What are the goals of the project?
We have designed many of the algorithms necessary and tested them on single robots. These algorithms are related to how animals plan, tradeoff between risky and conservative behavior, and identify and respond to novel objects or events. One goal is to tailor these algorithms to disaster relief and deploy them on robot teams. To date, we have built 3 robots for this purpose, but this is not enough to cover a large space. A second goal is to construct 5 more robots to create a team of 8. Communication lines are often down or impaired in a disaster. Smartphones have the capability to communicate locally. The third goal is to use the phone's communication capabilities to create a network "on the fly". This network can be monitored by disaster relief workers.

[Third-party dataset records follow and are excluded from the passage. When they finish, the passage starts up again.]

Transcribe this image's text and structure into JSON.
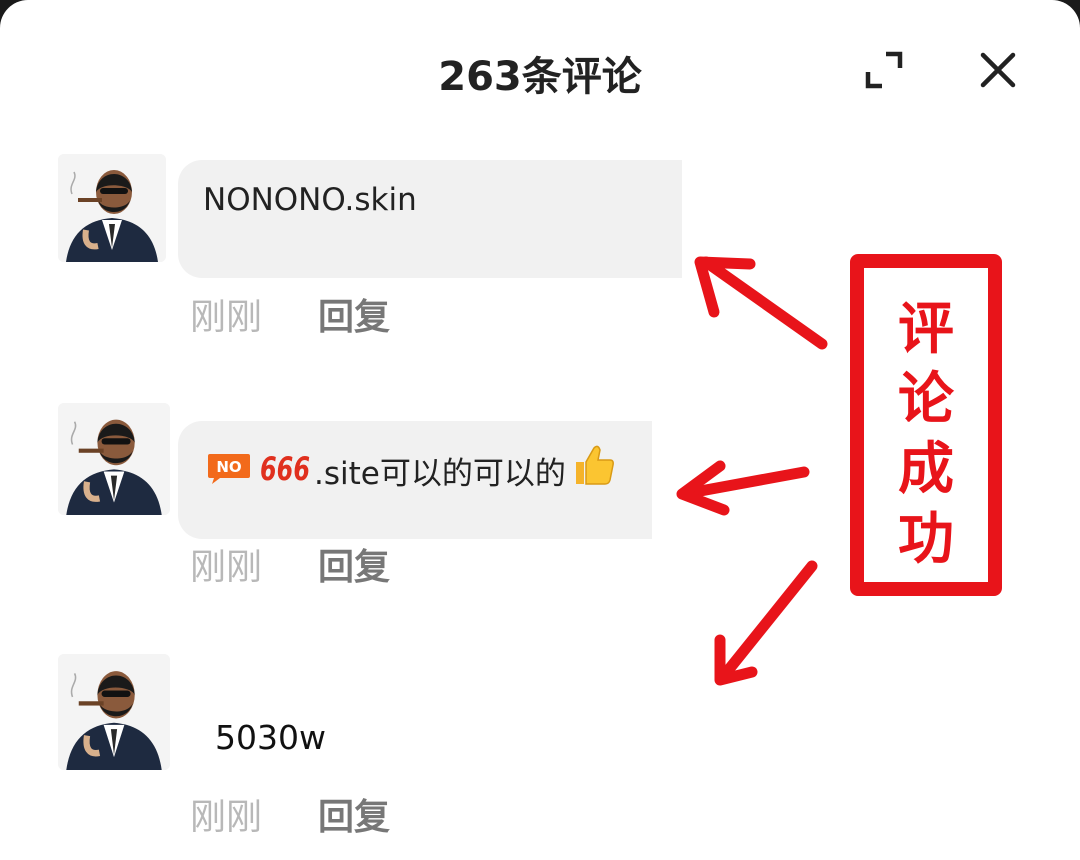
{
  "header": {
    "title": "263条评论"
  },
  "comments": [
    {
      "text": "NONONO.skin",
      "time": "刚刚",
      "reply_label": "回复"
    },
    {
      "badge_no": "NO",
      "badge_666": "666",
      "text": ".site可以的可以的",
      "emoji": "thumbs-up",
      "time": "刚刚",
      "reply_label": "回复"
    },
    {
      "text": "5030w",
      "time": "刚刚",
      "reply_label": "回复"
    }
  ],
  "annotation": {
    "label_chars": [
      "评",
      "论",
      "成",
      "功"
    ],
    "color": "#e8141a"
  },
  "colors": {
    "bubble_bg": "#f1f1f1",
    "meta_text": "#b8b8b8",
    "reply_text": "#777777"
  }
}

Our budget will help us create the robot team. We currently have 3 search and rescue robots. But, we would like that number to be closer to 10 robots. Each robot costs $900 in parts and needs an Android smartphone, which can bought for roughly $300. The instructions and parts list can be found at: http://www.socsci.uci.edu/~jkrichma/ABR/
Meet the Team
I am a professor in the Department of Cognitive Sciences and the Department of Computer Science at the University of California, Irvine. I have spent nearly 20 years trying to understand how the brain works and to use this knowledge to create intelligent systems. My research interests include brain-based robots or neurorobots, and mathematical models of brain function. I have a passion for getting students excited at an early age in Science, Technology, Engineering, and Math (STEM).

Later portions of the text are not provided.